Réduire l’empreinte carbone à l’hôpital, quelles actions pour les gaz médicaux ?
Published on Mars 20, 2025
10 minutes

La dimension environnementale devient déterminante dans tous les secteurs économiques et le secteur de la santé n’y échappe pas. Depuis le début des années 2000, les hôpitaux et autres établissements de soins s’intéressent à leur empreinte carbone et formulent des propositions d’actions pour la réduire. Une démarche essentielle pour mettre en œuvre une santé durable1.
Quelle est l'empreinte carbone à l'hôpital ?
Comment réduire l'empreinte carbone des gaz médicaux :
Quelle est l’empreinte carbone à l’hôpital ?
L’hôpital a commencé à s’interroger sur son bilan carbone depuis environ deux décennies. Avant d’envisager des actions environnementales, il fallait déjà connaître les émissions de gaz à effet de serre (GES) du secteur de la santé, et plus particulièrement des établissements de soins. Désormais chaque hôpital doit calculer son bilan carbone et tout mettre en œuvre pour l’améliorer1.
Chiffres clés sur l’empreinte carbone des hôpitaux (rapport Shift)

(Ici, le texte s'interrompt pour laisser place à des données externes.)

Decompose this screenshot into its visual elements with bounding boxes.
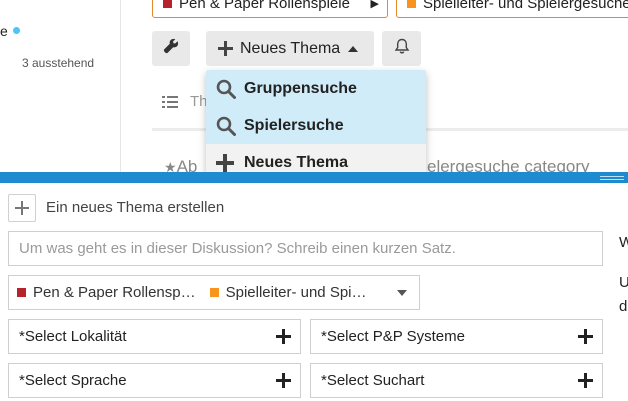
plus-icon — [578, 329, 593, 348]
dropdown-item-label: Gruppensuche — [244, 79, 357, 97]
grip-line — [600, 176, 624, 177]
dropdown-item-label: Neues Thema — [244, 153, 349, 171]
category-chip-label: Pen & Paper Rollensp… — [33, 284, 196, 301]
notifications-button[interactable] — [382, 31, 421, 66]
category-chip: Pen & Paper Rollensp… — [17, 284, 196, 301]
plus-icon — [218, 41, 233, 56]
plus-icon — [216, 153, 242, 172]
dropdown-item-spielersuche[interactable]: Spielersuche — [206, 107, 426, 144]
admin-wrench-button[interactable] — [152, 31, 190, 66]
new-topic-label: Neues Thema — [240, 39, 341, 57]
preview-partial-text: W — [619, 234, 628, 251]
category-color-swatch — [17, 288, 26, 297]
category-color-swatch — [163, 0, 172, 8]
new-topic-dropdown: Gruppensuche Spielersuche Neues Thema — [206, 70, 426, 176]
plus-icon — [578, 373, 593, 392]
tag-selector-label: *Select Sprache — [19, 372, 127, 389]
subcategory-color-swatch — [407, 0, 416, 8]
tag-selector-label: *Select P&P Systeme — [321, 328, 465, 345]
tag-selector-label: *Select Lokalität — [19, 328, 127, 345]
composer-title: Ein neues Thema erstellen — [46, 199, 225, 216]
dropdown-item-label: Spielersuche — [244, 116, 344, 134]
preview-partial-text: d — [619, 298, 628, 315]
topic-title-input[interactable] — [8, 231, 603, 266]
tag-selector-label: *Select Suchart — [321, 372, 425, 389]
category-chooser[interactable]: Pen & Paper Rollensp… Spielleiter- und S… — [8, 275, 420, 310]
breadcrumb-subcategory-label: Spielleiter- und Spielergesuche — [423, 0, 628, 12]
wrench-icon — [163, 38, 179, 59]
unread-indicator — [13, 27, 20, 34]
partial-tab-label: Th — [190, 93, 208, 110]
forum-page: e 3 ausstehend Pen & Paper Rollenspiele … — [0, 0, 628, 176]
composer-resize-bar[interactable] — [0, 172, 628, 183]
search-icon — [216, 116, 242, 136]
composer-action-toggle[interactable] — [8, 194, 36, 222]
chevron-right-icon: ▶ — [370, 0, 379, 10]
list-icon — [162, 95, 178, 112]
sidebar-partial-label: e — [0, 23, 8, 39]
grip-line — [600, 179, 624, 180]
dropdown-item-gruppensuche[interactable]: Gruppensuche — [206, 70, 426, 107]
select-sprache[interactable]: *Select Sprache — [8, 363, 301, 398]
category-chip-label: Spielleiter- und Spi… — [225, 284, 367, 301]
breadcrumb-category-label: Pen & Paper Rollenspiele — [179, 0, 350, 12]
plus-icon — [276, 373, 291, 392]
caret-up-icon — [348, 45, 359, 52]
sidebar-divider — [120, 0, 121, 176]
chevron-down-icon — [397, 290, 407, 296]
plus-icon — [15, 201, 29, 215]
preview-partial-text: U — [619, 274, 628, 291]
select-pp-systeme[interactable]: *Select P&P Systeme — [310, 319, 603, 354]
plus-icon — [276, 329, 291, 348]
breadcrumb-category[interactable]: Pen & Paper Rollenspiele ▶ — [152, 0, 388, 18]
composer-panel: Ein neues Thema erstellen Pen & Paper Ro… — [0, 172, 628, 401]
breadcrumb-subcategory[interactable]: Spielleiter- und Spielergesuche — [396, 0, 628, 18]
category-color-swatch — [209, 288, 219, 297]
pending-count: 3 ausstehend — [22, 56, 95, 70]
new-topic-button[interactable]: Neues Thema — [206, 31, 374, 66]
search-icon — [216, 79, 242, 99]
category-chip: Spielleiter- und Spi… — [209, 284, 367, 301]
bell-icon — [394, 38, 410, 60]
select-suchart[interactable]: *Select Suchart — [310, 363, 603, 398]
select-lokalitaet[interactable]: *Select Lokalität — [8, 319, 301, 354]
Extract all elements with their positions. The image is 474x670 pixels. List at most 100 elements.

Le Shift Project s’attache depuis 2020 à évaluer l’empreinte carbone du secteur de la santé en France. Même si les chiffres restent empreints d’incertitude (évaluée à environ 20 %), le rapport publié en 2023 indique que les émissions de gaz à effet de serre du secteur de la santé représentent entre 40 et 61 millions de tonnes en équivalents dioxyde de carbone (MtCO2e), soit entre 6.6 et 10 % de l’empreinte carbone totale de la France1.
Au sein de cette empreinte carbone, les établissements hospitaliers (hôpitaux publics et privés, cliniques) représentent le plus important pourvoyeur de gaz à effet de serre, avec 38 % de l’empreinte carbone du secteur de la santé.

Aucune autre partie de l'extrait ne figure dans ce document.